Section 13410 of the Act makes the following significant revisions to the enforcement and penalties provisions under HIPAA:

  •  Requires that any civil monetary penalties collected be transferred to the Office of Civil Rights of the HHS to be used for enforcing the Privacy Rules.
  • Requires the Secretary to make recommendations for giving a percentage of any civil monetary penalty to the individuals harmed, and regulations for such distribution.
  • Establishes a tiered system of civil monetary penalties. The first tier is for violations where the person did not know, or in the exercise of reasonable diligence, would not have known it was a violation. The second tier is for violations due to “reasonable cause.” The third tier is for violations due to willful neglect, where the violation is corrected. The fourth tier is for violations due to willful neglect that is not corrected. For each tier, penalty amounts are established per violation, and cumulative maximum amounts per year.
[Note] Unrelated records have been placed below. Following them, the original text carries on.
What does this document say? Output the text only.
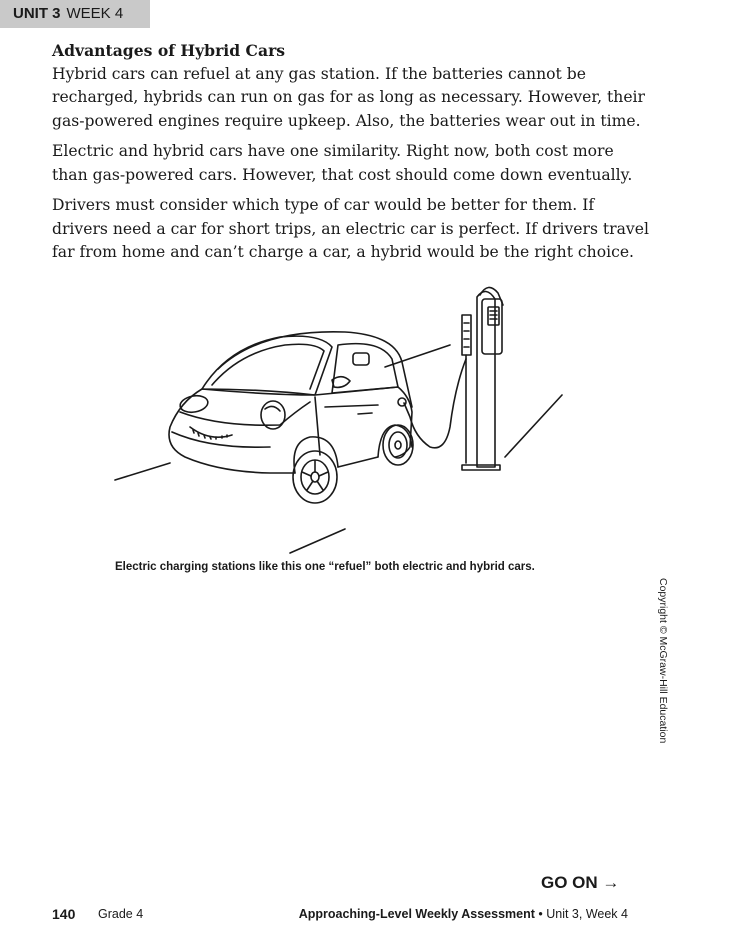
UNIT 3 WEEK 4
Advantages of Hybrid Cars

Hybrid cars can refuel at any gas station. If the batteries cannot be recharged, hybrids can run on gas for as long as necessary. However, their gas-powered engines require upkeep. Also, the batteries wear out in time.

Electric and hybrid cars have one similarity. Right now, both cost more than gas-powered cars. However, that cost should come down eventually.

Drivers must consider which type of car would be better for them. If drivers need a car for short trips, an electric car is perfect. If drivers travel far from home and can’t charge a car, a hybrid would be the right choice.

Electric charging stations like this one “refuel” both electric and hybrid cars.
Copyright © McGraw-Hill Education
GO ON →
140 Grade 4	Approaching-Level Weekly Assessment • Unit 3, Week 4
  • Authorizes State Attorneys General to bring civil actions in federal district court against anyone who violates the Privacy Rules for injunctive relief or damages on behalf of individuals harmed. Costs and attorneys fees may be awarded to the State.
  • Requires the Secretary to perform periodic audits to ensure that covered entities and business associates are in compliance with Privacy Rules.

The foregoing summary describes the changes to HIPAA in general terms. HIPAA-covered entities are strongly encouraged to review their policies and procedures carefully with counsel in light of the details of the Act, and revise them to assure that they are in conformity with the changes in Federal Law.